Вальведр остановился. Я не знаю, что отвечал ему Обернэ. Отвлеченный на минуту от страстного внимания, с которым я слушал, я заметил присутствие Алиды. Она стояла позади меня, держа в руке мое открытое письмо, прочтенное ее мужем. Она явилась объявить мне об этом и предложить мне бежать, но, прикованная услышанной нами речью, она не думала ни о чем другом, прислушиваясь к своему приговору.
Я хотел увести ее. Она сделала мне знак, что останется до конца. Я был до того подавлен всем только что сказанным, что не нашел в себе силы взять ее за руку и успокоить ее немой лаской. И мы продолжали слушать, мрачные, как двое преступников, ожидающих своего смертного приговора.
Когда слова, произносившиеся по ту сторону стены, на минуту ускользнувшие от моей озабоченности, снова приобрели смысл для меня, я услыхал голос Обернэ, до некоторой степени защищавшего г-жу де-Вальведр.

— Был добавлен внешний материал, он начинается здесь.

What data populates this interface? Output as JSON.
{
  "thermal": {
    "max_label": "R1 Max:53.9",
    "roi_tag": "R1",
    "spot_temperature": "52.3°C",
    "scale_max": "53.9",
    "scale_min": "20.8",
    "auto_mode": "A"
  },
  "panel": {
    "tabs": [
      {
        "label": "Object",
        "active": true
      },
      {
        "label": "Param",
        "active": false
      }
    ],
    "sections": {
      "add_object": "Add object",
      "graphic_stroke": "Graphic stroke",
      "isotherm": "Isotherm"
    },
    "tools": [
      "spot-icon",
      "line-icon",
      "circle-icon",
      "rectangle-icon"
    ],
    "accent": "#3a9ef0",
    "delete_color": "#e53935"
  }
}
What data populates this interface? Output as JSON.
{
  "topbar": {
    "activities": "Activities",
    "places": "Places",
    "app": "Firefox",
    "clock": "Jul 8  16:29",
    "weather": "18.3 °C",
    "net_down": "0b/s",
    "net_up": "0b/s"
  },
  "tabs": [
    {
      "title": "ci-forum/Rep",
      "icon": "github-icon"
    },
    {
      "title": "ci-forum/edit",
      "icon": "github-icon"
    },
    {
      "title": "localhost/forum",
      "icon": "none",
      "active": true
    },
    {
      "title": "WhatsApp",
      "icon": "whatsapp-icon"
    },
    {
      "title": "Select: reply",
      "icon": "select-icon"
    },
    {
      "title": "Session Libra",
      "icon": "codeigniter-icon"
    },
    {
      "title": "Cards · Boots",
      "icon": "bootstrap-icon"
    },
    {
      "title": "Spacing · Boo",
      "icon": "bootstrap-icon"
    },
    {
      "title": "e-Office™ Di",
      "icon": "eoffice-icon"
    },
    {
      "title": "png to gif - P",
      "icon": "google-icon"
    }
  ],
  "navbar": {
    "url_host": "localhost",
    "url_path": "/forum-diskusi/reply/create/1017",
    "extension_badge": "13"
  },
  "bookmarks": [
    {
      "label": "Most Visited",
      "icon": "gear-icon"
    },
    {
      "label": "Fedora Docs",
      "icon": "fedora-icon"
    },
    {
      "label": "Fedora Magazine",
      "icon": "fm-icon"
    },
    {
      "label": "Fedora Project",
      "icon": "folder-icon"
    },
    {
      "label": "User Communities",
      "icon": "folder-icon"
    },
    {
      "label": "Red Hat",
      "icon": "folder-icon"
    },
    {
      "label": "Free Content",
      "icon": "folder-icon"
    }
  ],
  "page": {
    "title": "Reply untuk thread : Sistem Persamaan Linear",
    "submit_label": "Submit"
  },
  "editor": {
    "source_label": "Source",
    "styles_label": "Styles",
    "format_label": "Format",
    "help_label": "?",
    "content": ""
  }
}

— По-моему, — говорил он, — ее можно только сильно пожалеть. Она нас никогда не понимала, да не больше понимает и саму себя. Этого достаточно для того, чтобы вы не могли давать друг другу счастья. Но раз, не смотря на свои умственные заблуждения, она осталась целомудренной, мне кажется, что стеснять или мешать ее сношениям с детьми было бы чересчур строго. Отцу моему, я в этом уверен, было бы крайне неприятно играть относительно нее подобную роль, и я даже не ручаюсь, что он согласится на нее, несмотря на всю его преданность вам.
— Мне довольно будет объясниться, — отвечал Вальведр, — для того, чтобы ты понял мои опасения. Особа, о которой мы говорим в эту минуту, страстно влюблена в одного молодого человека, не имеющего более характера и рассудка, чем она сама. Обуреваемый волнениями, тысячью противоречивыми планами, он написал ей… недавно… в письме, найденном мной у себя под ногами и даже не запечатанном, до такой степени над моей доверчивостью насмехаются: «Если ты хочешь, мы похитим твоих сыновей. Я буду трудиться для них, я буду их наставником… всем, чем тебе угодно, лишь бы ты была моей, и ничто бы нас не разлучало, и т. д. и т. п.» Я знаю, что все это слова, слова и слова! Я спокоен насчет искренности желания этого восторженного любовника, еще ребенка по годам, взять на себя заботу о детях другого человека, но мать их может, в минуту безумия, принять это предложение всерьез, хотя бы для того, чтобы испытать его преданность! Все это свелось бы, вероятно, к маленькой поездке. Дети мигом бы надоели, и их привезли бы обратно в тот же вечер. Но думаешь ли ты, чтобы этих бедных невинных деток можно было подвергать опасности слушать эти странные дифирамбы хотя бы в течение одного дня?
— Если так, — отвечал Обернэ, — то мы постережем. Но всего лучше было бы, чтобы вы еще не уезжали.
— Я не уеду, не приведя в порядок всего, что касается настоящего и будущего.
— Не заботьтесь очень о будущем! И этот каприз скоро пройдет.
— Я в этом не уверен, — продолжал Вальведр, — До сих пор она ободряла малоопасных поклонников, светских людей, слишком хорошо воспитанных для того, чтобы рисковать публичным скандалом. Теперь же она встретила умного и честного человека, но чересчур экзальтированного, совсем неопытного и, кажется мне, не обладающего достаточными принципами для того, чтобы дать восторжествовать в себе добрым инстинктам. Словом, подобного ей, ее идеала. Если она тщательно скроет эту интригу, я притворюсь, что равнодушен к ней, но если она решится на какую-нибудь крайность, как предлагает ей этот неосторожный юноша, то он должен ожидать, что я приму крутые меры, или ей надо будет перестать носить мое имя. Я не хочу, чтобы она опозорила меня, но пока она будет моей женой, я не допущу также, чтобы ее опозорил другой мужчина. Таково мое заключение.